When the Report was released last week Norman Lamb said that we should “no more tolerate people being placed in inappropriate care settings than we would receiving the wrong cancer treatment”, and yesterday he followed this up by saying it is essential that there is, “recognition that people with learning disabilities have exactly the same rights as everyone else”.
In response to questions in parliament about how these changes can be made with the pressure on reduced spending, he made clear that “individuals should have the care that they need and we should never compromise on this”, but went on to say that he had seen how care and support in community based settings cost less than the fees being paid for people placed at Winterbourne View. Yesterday, at the APPG meeting, he assured those present, including the Association for Real Change, that money would be available (£2-5m) to support the transition to more appropriate community-based support settings for those individuals currently living in specialist hospitals as in-patients.
Key commitments in the Concordat are to:
- Review current hospital placements, and support everyone inappropriately placed there to move to community-based support as quickly as possible, and no later than 1 June 2014
- Agree a personal care plan for each individual, based on their families’ needs and agreed outcomes
- Put in place a locally agreed joint plan for high quality care and support services for people of all ages with challenging behaviour, in accordance with the model of good care (Appendix A of Transforming care: A national response to Winterbourne View Hospital)

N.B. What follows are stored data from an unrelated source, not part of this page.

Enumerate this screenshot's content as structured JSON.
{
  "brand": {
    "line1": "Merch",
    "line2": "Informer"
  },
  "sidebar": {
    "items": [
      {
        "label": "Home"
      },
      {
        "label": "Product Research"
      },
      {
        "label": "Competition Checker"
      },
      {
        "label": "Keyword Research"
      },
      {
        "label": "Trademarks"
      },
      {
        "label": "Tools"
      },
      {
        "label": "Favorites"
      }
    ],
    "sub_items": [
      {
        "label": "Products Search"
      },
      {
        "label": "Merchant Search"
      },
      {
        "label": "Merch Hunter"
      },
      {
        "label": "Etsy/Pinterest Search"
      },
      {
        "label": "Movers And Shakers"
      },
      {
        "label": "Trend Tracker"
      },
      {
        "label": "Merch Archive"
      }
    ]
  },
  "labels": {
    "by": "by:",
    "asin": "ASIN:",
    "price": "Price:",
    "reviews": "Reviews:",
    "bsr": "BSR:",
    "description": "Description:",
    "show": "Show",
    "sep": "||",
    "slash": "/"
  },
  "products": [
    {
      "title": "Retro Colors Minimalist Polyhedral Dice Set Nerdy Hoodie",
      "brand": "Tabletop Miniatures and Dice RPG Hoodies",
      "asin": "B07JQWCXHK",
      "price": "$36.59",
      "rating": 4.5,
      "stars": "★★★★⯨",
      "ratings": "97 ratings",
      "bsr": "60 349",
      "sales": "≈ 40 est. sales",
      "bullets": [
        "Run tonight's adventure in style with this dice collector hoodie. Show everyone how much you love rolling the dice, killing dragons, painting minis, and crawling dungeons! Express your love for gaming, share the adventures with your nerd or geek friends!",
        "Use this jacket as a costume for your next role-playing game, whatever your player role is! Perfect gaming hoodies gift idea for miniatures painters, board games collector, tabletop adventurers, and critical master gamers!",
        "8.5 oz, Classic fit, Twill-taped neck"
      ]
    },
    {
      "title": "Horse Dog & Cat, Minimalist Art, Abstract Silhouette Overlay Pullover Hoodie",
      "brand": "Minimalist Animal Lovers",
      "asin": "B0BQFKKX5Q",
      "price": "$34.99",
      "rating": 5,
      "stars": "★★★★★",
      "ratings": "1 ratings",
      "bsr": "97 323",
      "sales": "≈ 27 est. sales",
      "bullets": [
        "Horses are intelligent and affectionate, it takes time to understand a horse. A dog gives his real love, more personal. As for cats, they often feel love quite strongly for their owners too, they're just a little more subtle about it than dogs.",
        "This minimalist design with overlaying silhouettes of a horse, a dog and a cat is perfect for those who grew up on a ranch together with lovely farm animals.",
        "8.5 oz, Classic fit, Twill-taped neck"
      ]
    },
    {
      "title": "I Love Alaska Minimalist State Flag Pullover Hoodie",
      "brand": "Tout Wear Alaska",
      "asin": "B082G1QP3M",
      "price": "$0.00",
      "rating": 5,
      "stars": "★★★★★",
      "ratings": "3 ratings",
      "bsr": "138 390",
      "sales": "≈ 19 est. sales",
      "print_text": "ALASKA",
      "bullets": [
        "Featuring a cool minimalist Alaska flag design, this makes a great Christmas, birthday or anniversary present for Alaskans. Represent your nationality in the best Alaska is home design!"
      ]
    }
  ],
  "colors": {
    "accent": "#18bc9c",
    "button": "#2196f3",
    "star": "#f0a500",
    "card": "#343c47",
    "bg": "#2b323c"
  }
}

- Improve the quality and safety of care
- Strengthen the accountability and corporate responsibility for the quality of care.
In addition to the general commitments to changes, there are more specific commitments that a range of different bodies and groups has each pledged to support. The Association for Real Change has committed to working to reduce the number of specialist hospitals, in line with proposals in the Concordat, and will work with members to develop models that reflect the need for high quality community-based approaches. We will support providers to develop plans for, amongst other things:
- safe recruitment practices,
- providing appropriate training for staff on how to support people with challenging behaviour,
- providing good management and the right supervision,
- identifying a senior manager or, where appropriate, a Director, to ensure that the organisation pays proper regard to quality, safety and clinical governance for that organisation.
The other bodies who have signed up to commitments in the Concordat include CQC, Skills for Care and Skills for Health, the National Quality Board, The National Institute for Health and Clinical Excellence (NICE), Healthwatch, Health Education England, NHS Commissioning Board, ADASS, Local Government Association (LGA) and the Department of Health.
In response to the publication of this final report Jacqueline Bell, CEO of Association for Real Change said,
“I am very pleased to hear how Norman Lamb intends to demonstrate that the Government has fully understood what is needed to ensure real change for people who have a learning disability. We are equally committed to ensure those changes happen as it will always take real commitment from providers to ensure the best possible outcomes for all people who have a learning disability. It was good to hear Norman Lamb express as “shocking” the failure of public bodies to respond to the huge number of alerts about Winterbourne View.
“We don’t believe in locked doors, and hospitals are not homes. We deplore the criminal abuse that was perpetrated by staff at Winterbourne View and this case has highlighted a care and support system that is failing some of the most vulnerable people in society. At yesterday’s APPG meeting, the Minister demonstrated that he has heard families’ and campaigners’ concerns by committing to a programme of change.
“I am also pleased to see that the 60 or so actions are each allocated to lead bodies and these will be scrutinised and monitored through the new Programme Board. It is vital that this Board insists that those who plan and commission services take a long term view to planning and securing the right kind of support for people who need the best quality services, before families face a crisis situation. We will persist in our work to promote the importance of good leadership and we are pleased to hear that those who fail to prevent poor care will, in future, be held accountable.”